Allen Thomas joined the 29th Louisiana Infantry as a major in July 1861. On May 3, 1862, he was promoted to colonel of the regiment, when it was expanded from its original battalion size. He commanded a brigade in the Confederate Department of Mississippi and East Louisiana in December 1862 and January 1863. He fought in the Vicksburg Campaign, notably at the Battle of Chickasaw Bayou (Chickasaw Bluffs or Walnut Hills). During the siege of Vicksburg, Thomas and his regimental staff occupied Planters Hall, a building which survives and is listed on the U.S. National Register of Historic Places. Thomas was captured in the fall of Vicksburg on July 4, 1863, and was later exchanged. After his parole, he brought Lieutenant General John C. Pemberton's report on the fall of Vicksburg to Richmond. He then served in reorganizing paroled and exchanged prisoners. Thomas was promoted to brigadier general on February 4, 1864. He was assigned to the department of his brother-in-law, Lieutenant General Richard Taylor, at Alexandria, Louisiana, where he commanded a brigade of five Louisiana regiments and a battalion.

From September 1864 to May 26, 1865—with the exception of March 17, 1865, to May 10, 1865, when he commanded the division of Major General Camille Armand Jules Marie, Prince de Polignac, during the latter's trip to France seeking help for the Confederacy from Napoleon III—Thomas commanded a brigade in Polignac's division in the Confederate Army of the Trans-Mississippi.

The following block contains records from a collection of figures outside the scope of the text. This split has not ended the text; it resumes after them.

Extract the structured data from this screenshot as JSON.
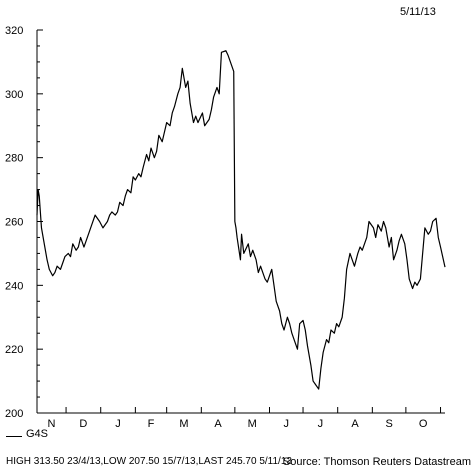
{
  "header": {
    "date": "5/11/13"
  },
  "legend": {
    "series_name": "G4S"
  },
  "footer": {
    "stats": "HIGH 313.50 23/4/13,LOW 207.50 15/7/13,LAST 245.70 5/11/13",
    "source": "Source: Thomson Reuters Datastream"
  },
  "chart_data": {
    "type": "line",
    "title": "",
    "xlabel": "",
    "ylabel": "",
    "ylim": [
      200,
      320
    ],
    "yticks": [
      200,
      220,
      240,
      260,
      280,
      300,
      320
    ],
    "xlim": [
      "2012-11-05",
      "2013-11-05"
    ],
    "month_labels": [
      "N",
      "D",
      "J",
      "F",
      "M",
      "A",
      "M",
      "J",
      "J",
      "A",
      "S",
      "O"
    ],
    "grid": false,
    "series": [
      {
        "name": "G4S",
        "color": "#000000",
        "points": [
          [
            "2012-11-05",
            262
          ],
          [
            "2012-11-06",
            270
          ],
          [
            "2012-11-07",
            268
          ],
          [
            "2012-11-09",
            258
          ],
          [
            "2012-11-12",
            252
          ],
          [
            "2012-11-14",
            248
          ],
          [
            "2012-11-16",
            245
          ],
          [
            "2012-11-19",
            243
          ],
          [
            "2012-11-21",
            244
          ],
          [
            "2012-11-23",
            246
          ],
          [
            "2012-11-26",
            245
          ],
          [
            "2012-11-28",
            247
          ],
          [
            "2012-11-30",
            249
          ],
          [
            "2012-12-03",
            250
          ],
          [
            "2012-12-05",
            249
          ],
          [
            "2012-12-07",
            253
          ],
          [
            "2012-12-10",
            251
          ],
          [
            "2012-12-12",
            252
          ],
          [
            "2012-12-14",
            255
          ],
          [
            "2012-12-17",
            252
          ],
          [
            "2012-12-19",
            254
          ],
          [
            "2012-12-21",
            256
          ],
          [
            "2012-12-24",
            259
          ],
          [
            "2012-12-27",
            262
          ],
          [
            "2012-12-31",
            260
          ],
          [
            "2013-01-03",
            258
          ],
          [
            "2013-01-07",
            260
          ],
          [
            "2013-01-09",
            262
          ],
          [
            "2013-01-11",
            263
          ],
          [
            "2013-01-14",
            262
          ],
          [
            "2013-01-16",
            263
          ],
          [
            "2013-01-18",
            266
          ],
          [
            "2013-01-21",
            265
          ],
          [
            "2013-01-23",
            268
          ],
          [
            "2013-01-25",
            270
          ],
          [
            "2013-01-28",
            269
          ],
          [
            "2013-01-30",
            274
          ],
          [
            "2013-02-01",
            273
          ],
          [
            "2013-02-04",
            275
          ],
          [
            "2013-02-06",
            274
          ],
          [
            "2013-02-08",
            277
          ],
          [
            "2013-02-11",
            281
          ],
          [
            "2013-02-13",
            279
          ],
          [
            "2013-02-15",
            283
          ],
          [
            "2013-02-18",
            280
          ],
          [
            "2013-02-20",
            282
          ],
          [
            "2013-02-22",
            287
          ],
          [
            "2013-02-25",
            285
          ],
          [
            "2013-02-27",
            288
          ],
          [
            "2013-03-01",
            291
          ],
          [
            "2013-03-04",
            290
          ],
          [
            "2013-03-06",
            294
          ],
          [
            "2013-03-08",
            296
          ],
          [
            "2013-03-11",
            300
          ],
          [
            "2013-03-13",
            302
          ],
          [
            "2013-03-15",
            308
          ],
          [
            "2013-03-18",
            302
          ],
          [
            "2013-03-20",
            304
          ],
          [
            "2013-03-22",
            297
          ],
          [
            "2013-03-25",
            291
          ],
          [
            "2013-03-27",
            293
          ],
          [
            "2013-03-29",
            291
          ],
          [
            "2013-04-02",
            294
          ],
          [
            "2013-04-04",
            290
          ],
          [
            "2013-04-08",
            292
          ],
          [
            "2013-04-10",
            295
          ],
          [
            "2013-04-12",
            299
          ],
          [
            "2013-04-15",
            302
          ],
          [
            "2013-04-17",
            300
          ],
          [
            "2013-04-19",
            313
          ],
          [
            "2013-04-23",
            313.5
          ],
          [
            "2013-04-25",
            312
          ],
          [
            "2013-04-29",
            308
          ],
          [
            "2013-04-30",
            307
          ],
          [
            "2013-05-01",
            260
          ],
          [
            "2013-05-02",
            258
          ],
          [
            "2013-05-03",
            255
          ],
          [
            "2013-05-06",
            248
          ],
          [
            "2013-05-07",
            256
          ],
          [
            "2013-05-09",
            250
          ],
          [
            "2013-05-13",
            253
          ],
          [
            "2013-05-15",
            249
          ],
          [
            "2013-05-17",
            251
          ],
          [
            "2013-05-20",
            248
          ],
          [
            "2013-05-22",
            244
          ],
          [
            "2013-05-24",
            246
          ],
          [
            "2013-05-28",
            242
          ],
          [
            "2013-05-30",
            241
          ],
          [
            "2013-06-03",
            245
          ],
          [
            "2013-06-05",
            240
          ],
          [
            "2013-06-07",
            235
          ],
          [
            "2013-06-10",
            232
          ],
          [
            "2013-06-12",
            228
          ],
          [
            "2013-06-14",
            226
          ],
          [
            "2013-06-17",
            230
          ],
          [
            "2013-06-19",
            228
          ],
          [
            "2013-06-21",
            225
          ],
          [
            "2013-06-24",
            222
          ],
          [
            "2013-06-26",
            220
          ],
          [
            "2013-06-28",
            228
          ],
          [
            "2013-07-01",
            229
          ],
          [
            "2013-07-03",
            226
          ],
          [
            "2013-07-05",
            221
          ],
          [
            "2013-07-08",
            215
          ],
          [
            "2013-07-10",
            210
          ],
          [
            "2013-07-12",
            209
          ],
          [
            "2013-07-15",
            207.5
          ],
          [
            "2013-07-17",
            214
          ],
          [
            "2013-07-19",
            219
          ],
          [
            "2013-07-22",
            223
          ],
          [
            "2013-07-24",
            222
          ],
          [
            "2013-07-26",
            226
          ],
          [
            "2013-07-29",
            225
          ],
          [
            "2013-07-31",
            228
          ],
          [
            "2013-08-02",
            227
          ],
          [
            "2013-08-05",
            230
          ],
          [
            "2013-08-07",
            236
          ],
          [
            "2013-08-09",
            245
          ],
          [
            "2013-08-12",
            250
          ],
          [
            "2013-08-14",
            248
          ],
          [
            "2013-08-16",
            246
          ],
          [
            "2013-08-19",
            250
          ],
          [
            "2013-08-21",
            252
          ],
          [
            "2013-08-23",
            251
          ],
          [
            "2013-08-27",
            255
          ],
          [
            "2013-08-29",
            260
          ],
          [
            "2013-09-02",
            258
          ],
          [
            "2013-09-04",
            255
          ],
          [
            "2013-09-06",
            259
          ],
          [
            "2013-09-09",
            257
          ],
          [
            "2013-09-11",
            260
          ],
          [
            "2013-09-13",
            258
          ],
          [
            "2013-09-16",
            252
          ],
          [
            "2013-09-18",
            255
          ],
          [
            "2013-09-20",
            248
          ],
          [
            "2013-09-23",
            251
          ],
          [
            "2013-09-25",
            254
          ],
          [
            "2013-09-27",
            256
          ],
          [
            "2013-09-30",
            253
          ],
          [
            "2013-10-02",
            248
          ],
          [
            "2013-10-04",
            242
          ],
          [
            "2013-10-07",
            239
          ],
          [
            "2013-10-09",
            241
          ],
          [
            "2013-10-11",
            240
          ],
          [
            "2013-10-14",
            242
          ],
          [
            "2013-10-16",
            250
          ],
          [
            "2013-10-18",
            258
          ],
          [
            "2013-10-21",
            256
          ],
          [
            "2013-10-23",
            257
          ],
          [
            "2013-10-25",
            260
          ],
          [
            "2013-10-28",
            261
          ],
          [
            "2013-10-30",
            255
          ],
          [
            "2013-11-01",
            252
          ],
          [
            "2013-11-05",
            245.7
          ]
        ]
      }
    ]
  }
}
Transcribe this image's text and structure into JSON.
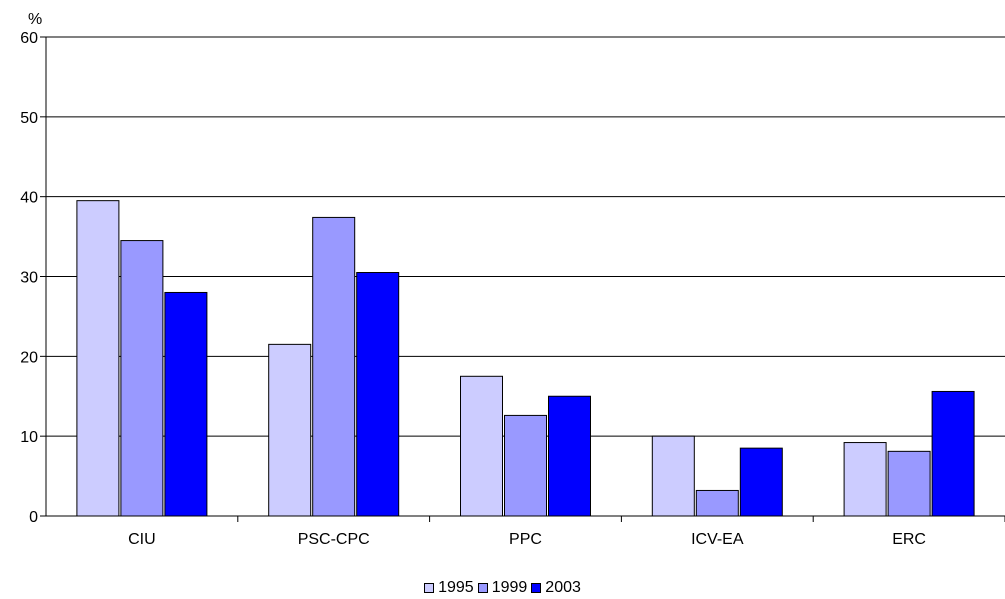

Allen Thomas was paroled at Natchitoches, Louisiana, on June 8, 1865, and pardoned on July 19, 1865.

==Aftermath==
After the Civil War, Thomas returned to his plantation. He became a professor of agriculture and member of the board of supervisors at Louisiana State University in 1882-1884. He was a Presidential elector in 1872 and 1880. Then he became coiner at the United States Mint at New Orleans. Thomas was nominated to run for Congress in 1876 but declined. In 1889, he moved to Florida. He was U.S. Minister to Venezuela from 1895 to 1897, succeeding Seneca Haselton.

Thomas moved to Waveland, Mississippi, where he had bought a plantation, in 1907 and died there on December 3, 1907. Allen Thomas was buried at Ascension Catholic Church Cemetery, Donaldsonville, Louisiana, in the family vault of his wife.